In light of the fundamental impact of ESS on vertebrate biology, and on human disease, understanding how ECs sense and transduce ESS is imperative. ECs express a number of mechanoreceptors that can sense ESS, leading to activation of complex intracellular signaling pathways, a process known as mechanotransduction. Numerous mechanoreceptors have been identified to date, including mechanosensitive GPCRs [9], ion channels (e.g. PIEZO) [10,11], tyrosine kinase receptors [12], and integrins [13]. The precise identity and relative dominance of these EC mechanoreceptors remains somewhat controversial, and depends on context, but GPCRs are likely a primary class of EC mechanoreceptors. In this issue of TCM, Li et al. [14] provide a comprehensive review of how GPCRs sense ESS and consequently promote vasodilation. Multiple GPCRs have potential mechanosensing properties, including GPR68 [15], the Sphingosine-1-phosphate receptors (S1PR) [16], the histamine receptors [17], and the bradykinin receptors [18]. GPCRs are widely expressed transmembrane proteins that, in general, bind to agonists that cause transmission of information to the intracellular milieu via allosteric changes in the receptor, leading to recruitment of intracellular signaling molecules such as heterotrimeric G-proteins or β-arrestins. Xiucun Li et al. [14] discuss in depth potential mechanisms of mechanosensing by different GPCRs, both agonist-dependent and agonist-independent, including conformational changes that can be triggered by ESS-induced changes in plasmalemma tension and membrane fluidity. Xiucun Li et al. also discuss the connection between reactive hyperemia (RH) and GPCRs. Although the mechanism of how the post-occlusive RH works has been controversial, GPCR Gαq/11-mediated signaling that releases endothelium-derived hyperpolarization factor (EDHF) or nitric oxide (NO) seem to be responsible for the hyperemic response. In addition to GPCRs, a few ion channels including PIEZO1 [19] and transient receptor potential vanilloid-4 (TRPV4) [20] have been identified as mechanosensitive and contribute significantly to the regulation of vascular tone by working synergistically with GPCRs.

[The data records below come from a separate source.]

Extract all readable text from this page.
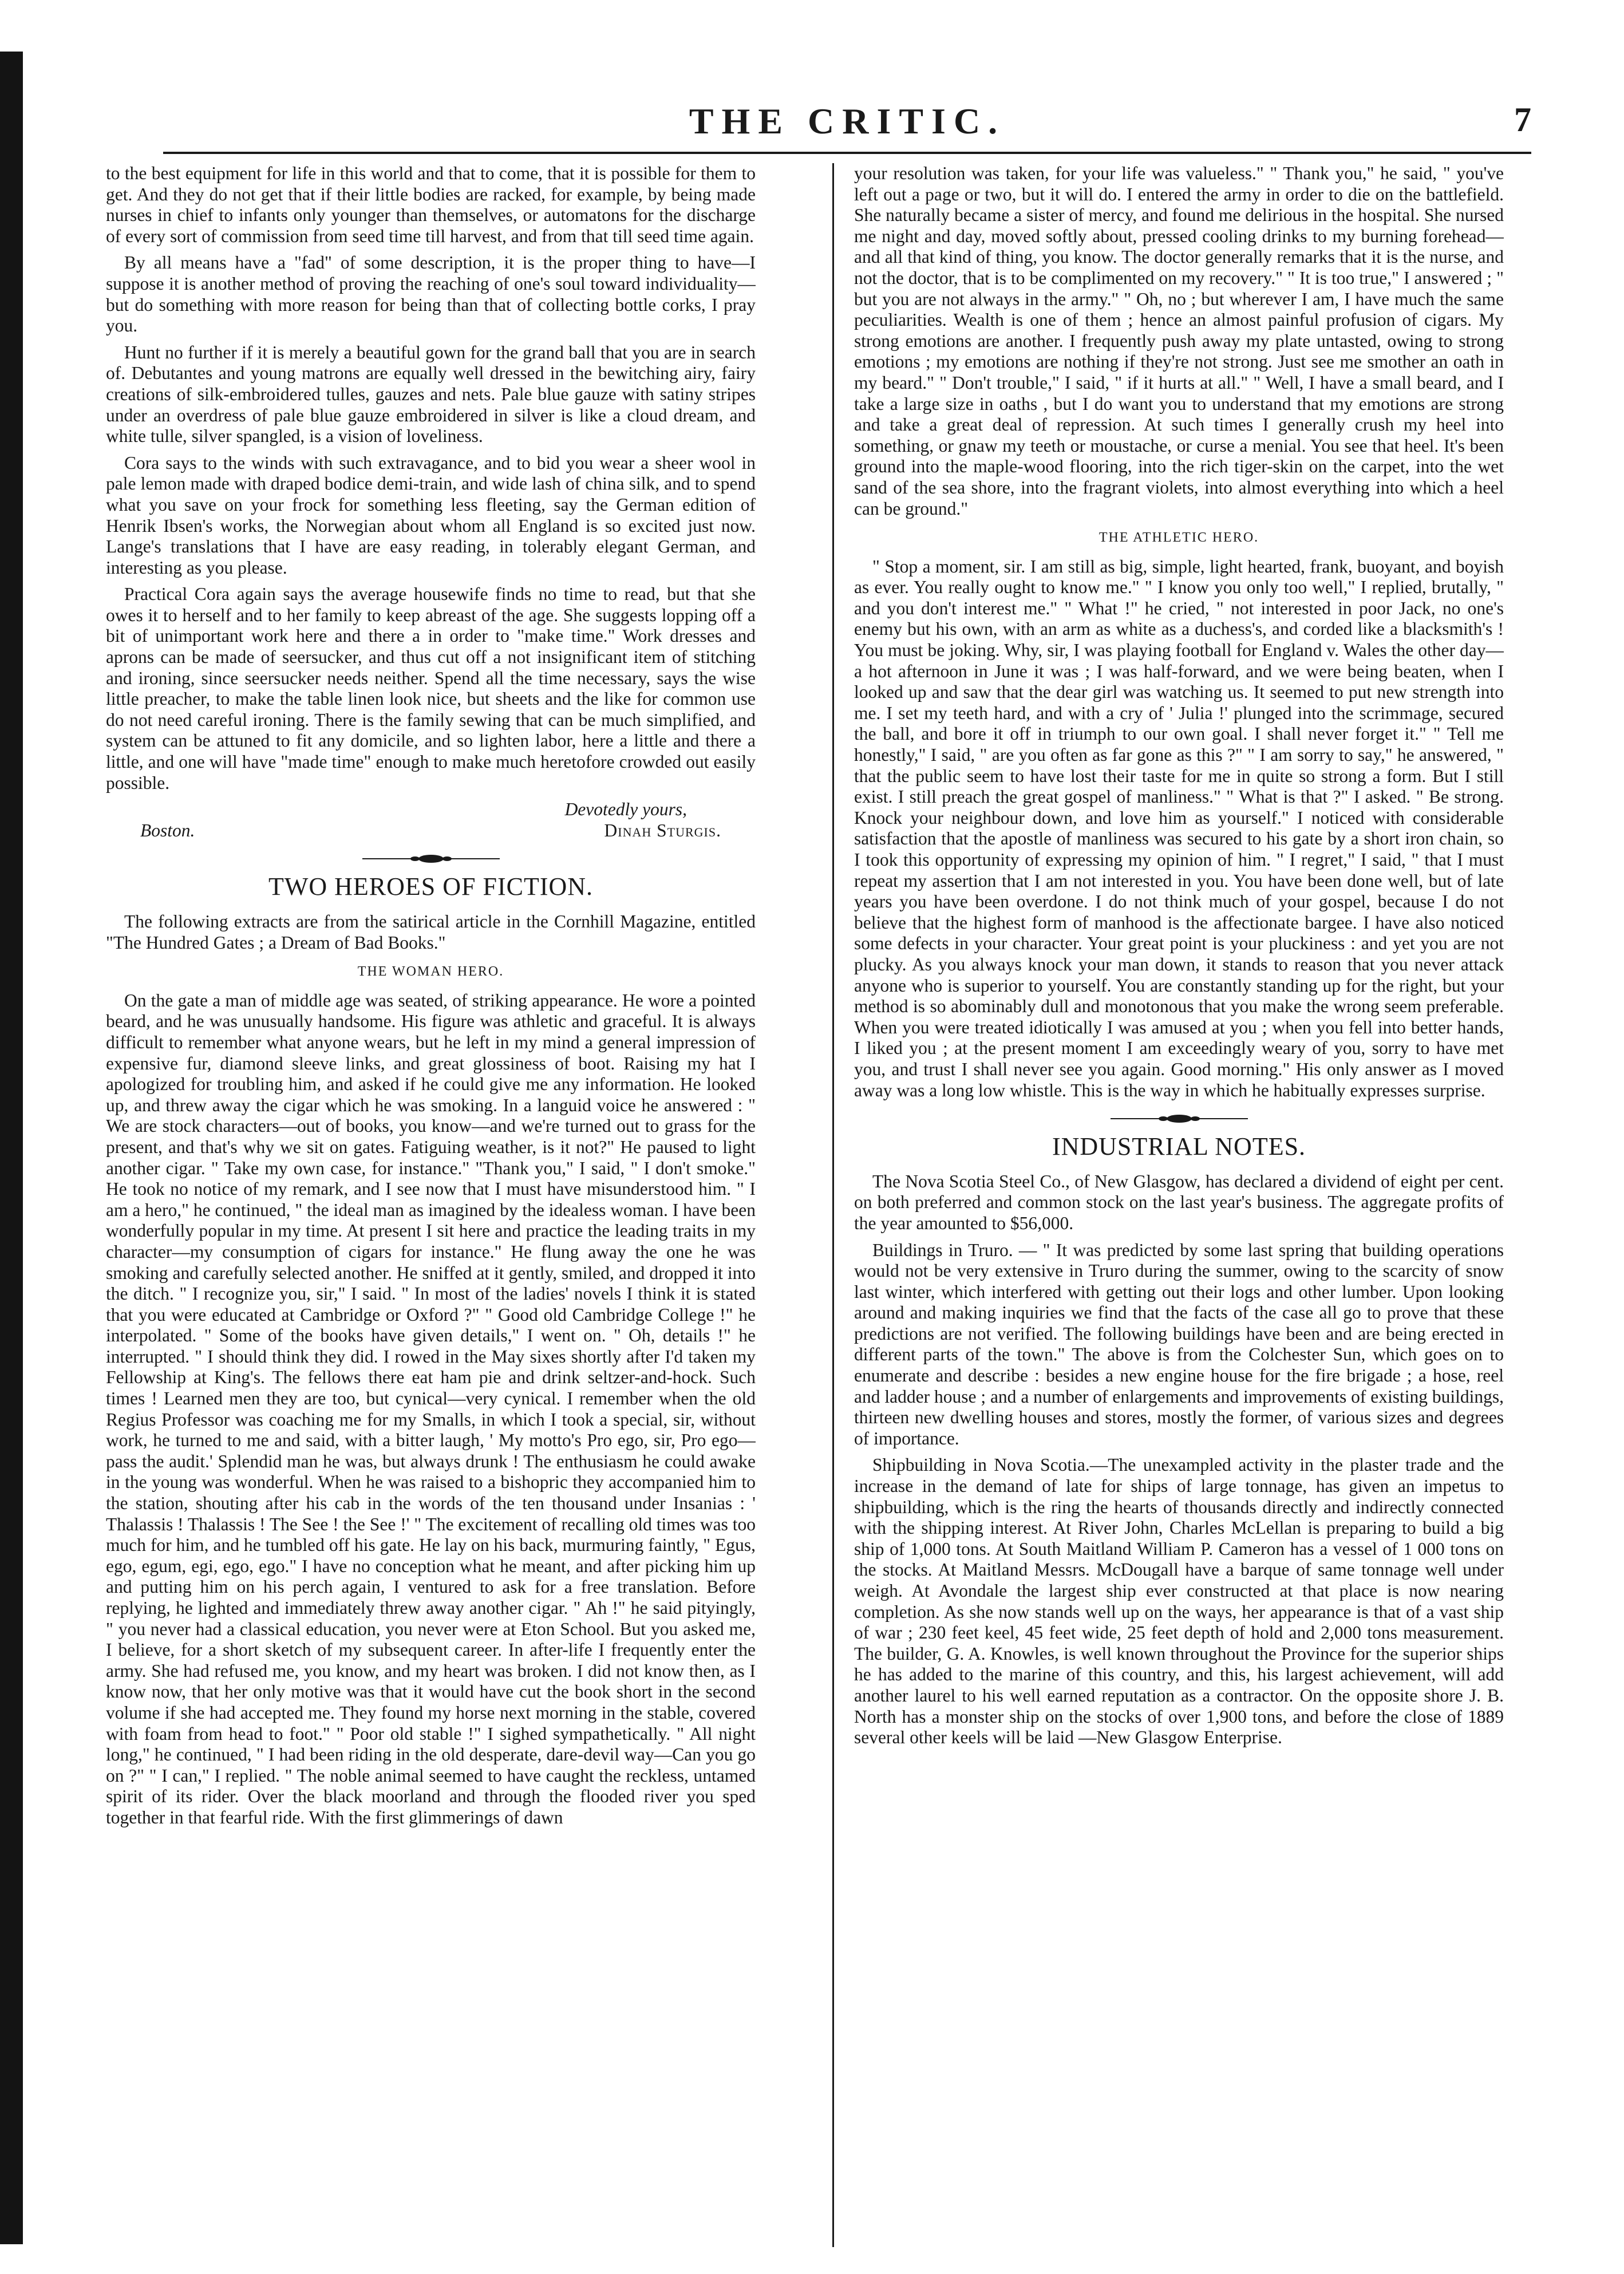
THE CRITIC.	7

to the best equipment for life in this world and that to come, that it is possible for them to get. And they do not get that if their little bodies are racked, for example, by being made nurses in chief to infants only younger than themselves, or automatons for the discharge of every sort of commission from seed time till harvest, and from that till seed time again.

By all means have a "fad" of some description, it is the proper thing to have—I suppose it is another method of proving the reaching of one's soul toward individuality—but do something with more reason for being than that of collecting bottle corks, I pray you.

Hunt no further if it is merely a beautiful gown for the grand ball that you are in search of. Debutantes and young matrons are equally well dressed in the bewitching airy, fairy creations of silk-embroidered tulles, gauzes and nets. Pale blue gauze with satiny stripes under an overdress of pale blue gauze embroidered in silver is like a cloud dream, and white tulle, silver spangled, is a vision of loveliness.

Cora says to the winds with such extravagance, and to bid you wear a sheer wool in pale lemon made with draped bodice demi-train, and wide lash of china silk, and to spend what you save on your frock for something less fleeting, say the German edition of Henrik Ibsen's works, the Norwegian about whom all England is so excited just now. Lange's translations that I have are easy reading, in tolerably elegant German, and interesting as you please.

Practical Cora again says the average housewife finds no time to read, but that she owes it to herself and to her family to keep abreast of the age. She suggests lopping off a bit of unimportant work here and there a in order to "make time." Work dresses and aprons can be made of seersucker, and thus cut off a not insignificant item of stitching and ironing, since seersucker needs neither. Spend all the time necessary, says the wise little preacher, to make the table linen look nice, but sheets and the like for common use do not need careful ironing. There is the family sewing that can be much simplified, and system can be attuned to fit any domicile, and so lighten labor, here a little and there a little, and one will have "made time" enough to make much heretofore crowded out easily possible.

Devotedly yours,
Boston.	Dinah Sturgis.
TWO HEROES OF FICTION.

The following extracts are from the satirical article in the Cornhill Magazine, entitled "The Hundred Gates ; a Dream of Bad Books."

THE WOMAN HERO.

On the gate a man of middle age was seated, of striking appearance. He wore a pointed beard, and he was unusually handsome. His figure was athletic and graceful. It is always difficult to remember what anyone wears, but he left in my mind a general impression of expensive fur, diamond sleeve links, and great glossiness of boot. Raising my hat I apologized for troubling him, and asked if he could give me any information. He looked up, and threw away the cigar which he was smoking. In a languid voice he answered : " We are stock characters—out of books, you know—and we're turned out to grass for the present, and that's why we sit on gates. Fatiguing weather, is it not?" He paused to light another cigar. " Take my own case, for instance." "Thank you," I said, " I don't smoke." He took no notice of my remark, and I see now that I must have misunderstood him. " I am a hero," he continued, " the ideal man as imagined by the idealess woman. I have been wonderfully popular in my time. At present I sit here and practice the leading traits in my character—my consumption of cigars for instance." He flung away the one he was smoking and carefully selected another. He sniffed at it gently, smiled, and dropped it into the ditch. " I recognize you, sir," I said. " In most of the ladies' novels I think it is stated that you were educated at Cambridge or Oxford ?" " Good old Cambridge College !" he interpolated. " Some of the books have given details," I went on. " Oh, details !" he interrupted. " I should think they did. I rowed in the May sixes shortly after I'd taken my Fellowship at King's. The fellows there eat ham pie and drink seltzer-and-hock. Such times ! Learned men they are too, but cynical—very cynical. I remember when the old Regius Professor was coaching me for my Smalls, in which I took a special, sir, without work, he turned to me and said, with a bitter laugh, ' My motto's Pro ego, sir, Pro ego—pass the audit.' Splendid man he was, but always drunk ! The enthusiasm he could awake in the young was wonderful. When he was raised to a bishopric they accompanied him to the station, shouting after his cab in the words of the ten thousand under Insanias : ' Thalassis ! Thalassis ! The See ! the See !' " The excitement of recalling old times was too much for him, and he tumbled off his gate. He lay on his back, murmuring faintly, " Egus, ego, egum, egi, ego, ego." I have no conception what he meant, and after picking him up and putting him on his perch again, I ventured to ask for a free translation. Before replying, he lighted and immediately threw away another cigar. " Ah !" he said pityingly, " you never had a classical education, you never were at Eton School. But you asked me, I believe, for a short sketch of my subsequent career. In after-life I frequently enter the army. She had refused me, you know, and my heart was broken. I did not know then, as I know now, that her only motive was that it would have cut the book short in the second volume if she had accepted me. They found my horse next morning in the stable, covered with foam from head to foot." " Poor old stable !" I sighed sympathetically. " All night long," he continued, " I had been riding in the old desperate, dare-devil way—Can you go on ?" " I can," I replied. " The noble animal seemed to have caught the reckless, untamed spirit of its rider. Over the black moorland and through the flooded river you sped together in that fearful ride. With the first glimmerings of dawn

your resolution was taken, for your life was valueless." " Thank you," he said, " you've left out a page or two, but it will do. I entered the army in order to die on the battlefield. She naturally became a sister of mercy, and found me delirious in the hospital. She nursed me night and day, moved softly about, pressed cooling drinks to my burning forehead—and all that kind of thing, you know. The doctor generally remarks that it is the nurse, and not the doctor, that is to be complimented on my recovery." " It is too true," I answered ; " but you are not always in the army." " Oh, no ; but wherever I am, I have much the same peculiarities. Wealth is one of them ; hence an almost painful profusion of cigars. My strong emotions are another. I frequently push away my plate untasted, owing to strong emotions ; my emotions are nothing if they're not strong. Just see me smother an oath in my beard." " Don't trouble," I said, " if it hurts at all." " Well, I have a small beard, and I take a large size in oaths , but I do want you to understand that my emotions are strong and take a great deal of repression. At such times I generally crush my heel into something, or gnaw my teeth or moustache, or curse a menial. You see that heel. It's been ground into the maple-wood flooring, into the rich tiger-skin on the carpet, into the wet sand of the sea shore, into the fragrant violets, into almost everything into which a heel can be ground."

THE ATHLETIC HERO.

" Stop a moment, sir. I am still as big, simple, light hearted, frank, buoyant, and boyish as ever. You really ought to know me." " I know you only too well," I replied, brutally, " and you don't interest me." " What !" he cried, " not interested in poor Jack, no one's enemy but his own, with an arm as white as a duchess's, and corded like a blacksmith's ! You must be joking. Why, sir, I was playing football for England v. Wales the other day—a hot afternoon in June it was ; I was half-forward, and we were being beaten, when I looked up and saw that the dear girl was watching us. It seemed to put new strength into me. I set my teeth hard, and with a cry of ' Julia !' plunged into the scrimmage, secured the ball, and bore it off in triumph to our own goal. I shall never forget it." " Tell me honestly," I said, " are you often as far gone as this ?" " I am sorry to say," he answered, " that the public seem to have lost their taste for me in quite so strong a form. But I still exist. I still preach the great gospel of manliness." " What is that ?" I asked. " Be strong. Knock your neighbour down, and love him as yourself." I noticed with considerable satisfaction that the apostle of manliness was secured to his gate by a short iron chain, so I took this opportunity of expressing my opinion of him. " I regret," I said, " that I must repeat my assertion that I am not interested in you. You have been done well, but of late years you have been overdone. I do not think much of your gospel, because I do not believe that the highest form of manhood is the affectionate bargee. I have also noticed some defects in your character. Your great point is your pluckiness : and yet you are not plucky. As you always knock your man down, it stands to reason that you never attack anyone who is superior to yourself. You are constantly standing up for the right, but your method is so abominably dull and monotonous that you make the wrong seem preferable. When you were treated idiotically I was amused at you ; when you fell into better hands, I liked you ; at the present moment I am exceedingly weary of you, sorry to have met you, and trust I shall never see you again. Good morning." His only answer as I moved away was a long low whistle. This is the way in which he habitually expresses surprise.

INDUSTRIAL NOTES.

The Nova Scotia Steel Co., of New Glasgow, has declared a dividend of eight per cent. on both preferred and common stock on the last year's business. The aggregate profits of the year amounted to $56,000.

Buildings in Truro. — " It was predicted by some last spring that building operations would not be very extensive in Truro during the summer, owing to the scarcity of snow last winter, which interfered with getting out their logs and other lumber. Upon looking around and making inquiries we find that the facts of the case all go to prove that these predictions are not verified. The following buildings have been and are being erected in different parts of the town." The above is from the Colchester Sun, which goes on to enumerate and describe : besides a new engine house for the fire brigade ; a hose, reel and ladder house ; and a number of enlargements and improvements of existing buildings, thirteen new dwelling houses and stores, mostly the former, of various sizes and degrees of importance.

Shipbuilding in Nova Scotia.—The unexampled activity in the plaster trade and the increase in the demand of late for ships of large tonnage, has given an impetus to shipbuilding, which is the ring the hearts of thousands directly and indirectly connected with the shipping interest. At River John, Charles McLellan is preparing to build a big ship of 1,000 tons. At South Maitland William P. Cameron has a vessel of 1 000 tons on the stocks. At Maitland Messrs. McDougall have a barque of same tonnage well under weigh. At Avondale the largest ship ever constructed at that place is now nearing completion. As she now stands well up on the ways, her appearance is that of a vast ship of war ; 230 feet keel, 45 feet wide, 25 feet depth of hold and 2,000 tons measurement. The builder, G. A. Knowles, is well known throughout the Province for the superior ships he has added to the marine of this country, and this, his largest achievement, will add another laurel to his well earned reputation as a contractor. On the opposite shore J. B. North has a monster ship on the stocks of over 1,900 tons, and before the close of 1889 several other keels will be laid —New Glasgow Enterprise.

Could there be a use for pharmacological activation of ESS pathways, i.e. ESS mimetics, in treating the current global COVID-19 scourge? There is indirect evidence for the idea that ESS mimetics might be protective against COVID-19 complications. The biological consequences of activated mechanotransduction in ECs are complex and differ contextually, but a major and consistent result is the activation of NO production by endothelial NO synthase (eNOS). NO, in turn, promotes vascular relaxation, and is also strongly anti-inflammatory, anti-thrombotic, and anti-apoptotic. NO decreases with age and with diabetes, the two groups most affected by COVID-19. Interestingly, NO has been shown to inhibit SARS-CoV1 replication [21,22]. Inhaled NO has shown potential benefit in SARS-CoV1 infections [23], and case studies suggest possible benefit in COVID-19 [[24], [25], [26]]. Phase 2 clinical trials with inhaled NO in COVID-19 are ongoing (NCT04388683, NCT04338828, NCT04397692, NCT04456088). Putative ESS mimetics would be expected to activate NO production, in addition to numerous other vasculo-protective pathways described above, thus yielding similar benefit as NO, if not more. GPCRs are eminently tractable pharmaceutical targets, accounting for ~30% of FDA-approved drugs, and >$150 billion annual sales worldwide. Targeting GPCRs that mediate ESS, guided by Li et al. [14], could thus be an attractive alternative to promote vasculoprotection in COVID-19.